At first floor level, the layout was reconfigured from three bedrooms into two larger rooms, each with a dedicated shower space, a compact utility area, and rooflights bringing additional daylight. A glazed balcony formed over the new extension extends the master bedroom outward, providing a private external space.
For the interior, Realm Concepts worked closely with the architectural vision to furnish and specify each space with the same discipline and restraint that defines the build. The kitchen, the heart of the home for the owners, is a bespoke bulthaup design in a Kaolin finish, paired with a new electric AGA and stainless steel detailing. “The Bauhaus lineage of bulthaup made it the natural, almost inevitable choice for a project rooted in those same principles of honesty, functionality, and quiet beauty,” explains Richard Fagan of Realm. Marset lighting and Carl Hansen stools complete the space.
The living room features a Porro media unit, surrounded by an electric mix of antique pieces and art that brings warmth, character, and personality to the modernist framework.
The powder room is a jewel-box moment: an Agape sink and tap in burnished brass, Marset lighting, Japanese Inax tiles, and Cipollino Ondulato stone, understated luxury expressed through material, craft, and restraint.

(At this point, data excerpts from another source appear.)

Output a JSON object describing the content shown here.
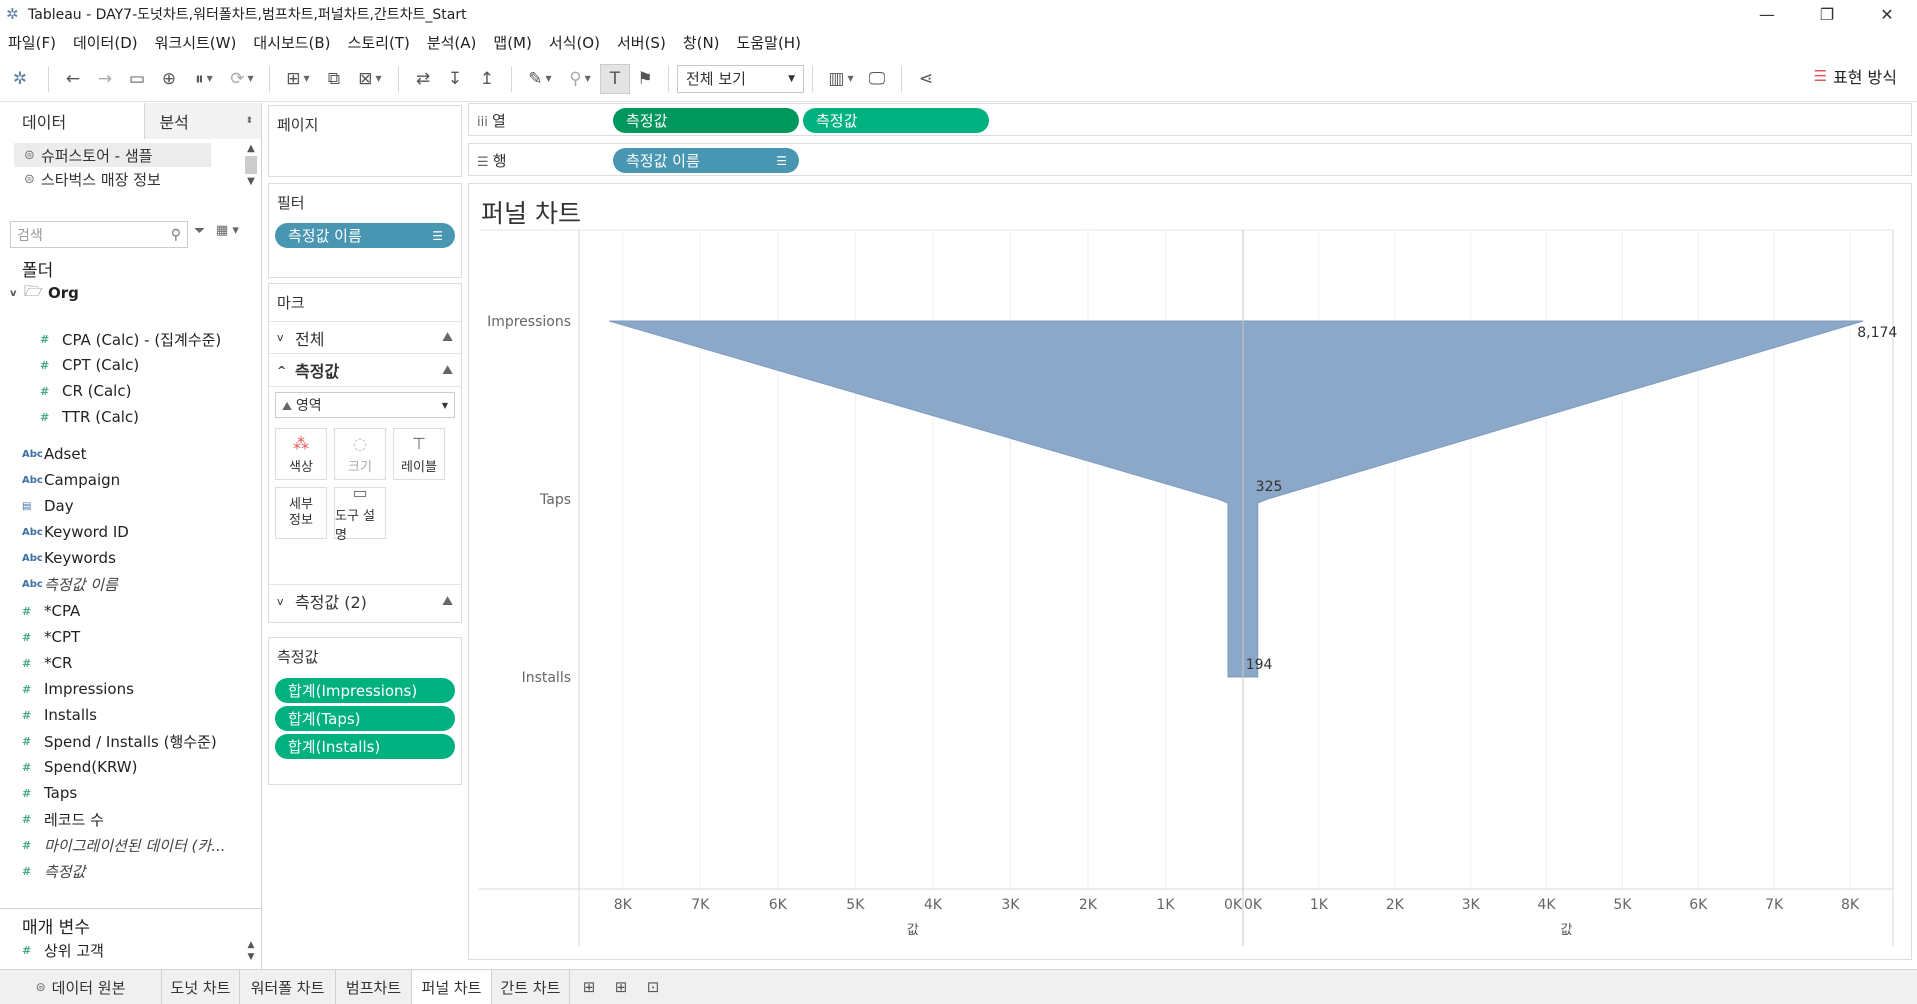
{
  "window": {
    "title": "Tableau - DAY7-도넛차트,워터폴차트,범프차트,퍼널차트,간트차트_Start",
    "minimize": "—",
    "restore": "❐",
    "close": "✕"
  },
  "menu": [
    "파일(F)",
    "데이터(D)",
    "워크시트(W)",
    "대시보드(B)",
    "스토리(T)",
    "분석(A)",
    "맵(M)",
    "서식(O)",
    "서버(S)",
    "창(N)",
    "도움말(H)"
  ],
  "toolbar": {
    "view_select": "전체 보기",
    "show_me": "표현 방식"
  },
  "data_pane": {
    "tab_data": "데이터",
    "tab_analysis": "분석",
    "datasources": [
      "슈퍼스토어 - 샘플",
      "스타벅스 매장 정보"
    ],
    "search_placeholder": "검색",
    "folders_header": "폴더",
    "folder_name": "Org",
    "calc_fields": [
      "CPA (Calc) - (집계수준)",
      "CPT (Calc)",
      "CR (Calc)",
      "TTR (Calc)"
    ],
    "dimensions": [
      "Adset",
      "Campaign",
      "Day",
      "Keyword ID",
      "Keywords",
      "측정값 이름"
    ],
    "measures": [
      "*CPA",
      "*CPT",
      "*CR",
      "Impressions",
      "Installs",
      "Spend / Installs (행수준)",
      "Spend(KRW)",
      "Taps",
      "레코드 수",
      "마이그레이션된 데이터 (카...",
      "측정값"
    ],
    "params_header": "매개 변수",
    "params": [
      "상위 고객"
    ]
  },
  "shelves": {
    "pages_label": "페이지",
    "filters_label": "필터",
    "filter_pill": "측정값 이름",
    "marks_label": "마크",
    "marks_all": "전체",
    "marks_measure": "측정값",
    "mark_type": "영역",
    "mark_buttons": [
      "색상",
      "크기",
      "레이블",
      "세부\n정보",
      "도구 설명"
    ],
    "marks_measure2": "측정값 (2)",
    "measure_values_label": "측정값",
    "measure_values": [
      "합계(Impressions)",
      "합계(Taps)",
      "합계(Installs)"
    ],
    "columns_label": "열",
    "columns_pills": [
      "측정값",
      "측정값"
    ],
    "rows_label": "행",
    "rows_pill": "측정값 이름"
  },
  "viz": {
    "title": "퍼널 차트"
  },
  "chart_data": {
    "type": "area",
    "categories": [
      "Impressions",
      "Taps",
      "Installs"
    ],
    "values": [
      8174,
      325,
      194
    ],
    "value_labels": [
      "8,174",
      "325",
      "194"
    ],
    "x_ticks_left": [
      "8K",
      "7K",
      "6K",
      "5K",
      "4K",
      "3K",
      "2K",
      "1K",
      "0K"
    ],
    "x_ticks_right": [
      "0K",
      "1K",
      "2K",
      "3K",
      "4K",
      "5K",
      "6K",
      "7K",
      "8K"
    ],
    "xlabel_left": "값",
    "xlabel_right": "값",
    "xlim": [
      0,
      8500
    ],
    "color": "#8ba8c9",
    "grid": true
  },
  "bottom_tabs": [
    "데이터 원본",
    "도넛 차트",
    "워터폴 차트",
    "범프차트",
    "퍼널 차트",
    "간트 차트"
  ]
}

Notable details in this home include how the structural changes feel natural to the space. “The lowered ceiling plane in the dining area is a quiet but precise piece of problem-solving, concealing what needs to be hidden while shaping the experience of the room,” notes Garbhan.
“Within the interior fit-out, the Bulthaup kitchen’s Kaolin finish speaks quietly but confidently, holding its own beside the drama of the Aga without competing with it,” Richard explains. “Equally the burnished brass of the Agape tapware in the powder room is a standout moment, warm and tactile against the cool precision of the Inax tiles and stone. The success of the detailing lies in its collective discipline. Nothing is overstated. Every choice, architectural and interior, earns its place.”
For Garbhan, the success of this project lies in “the way it unlocks the latent potential of the original building and its setting. What was once fragmented and underperforming has been transformed into a coherent, light-filled home with a clear architectural identity.”
Whilst Richard notes, “By establishing a stronger relationship with the courtyard and garden, the design achieves a sense of calm and completeness that feels both intentional and effortless.”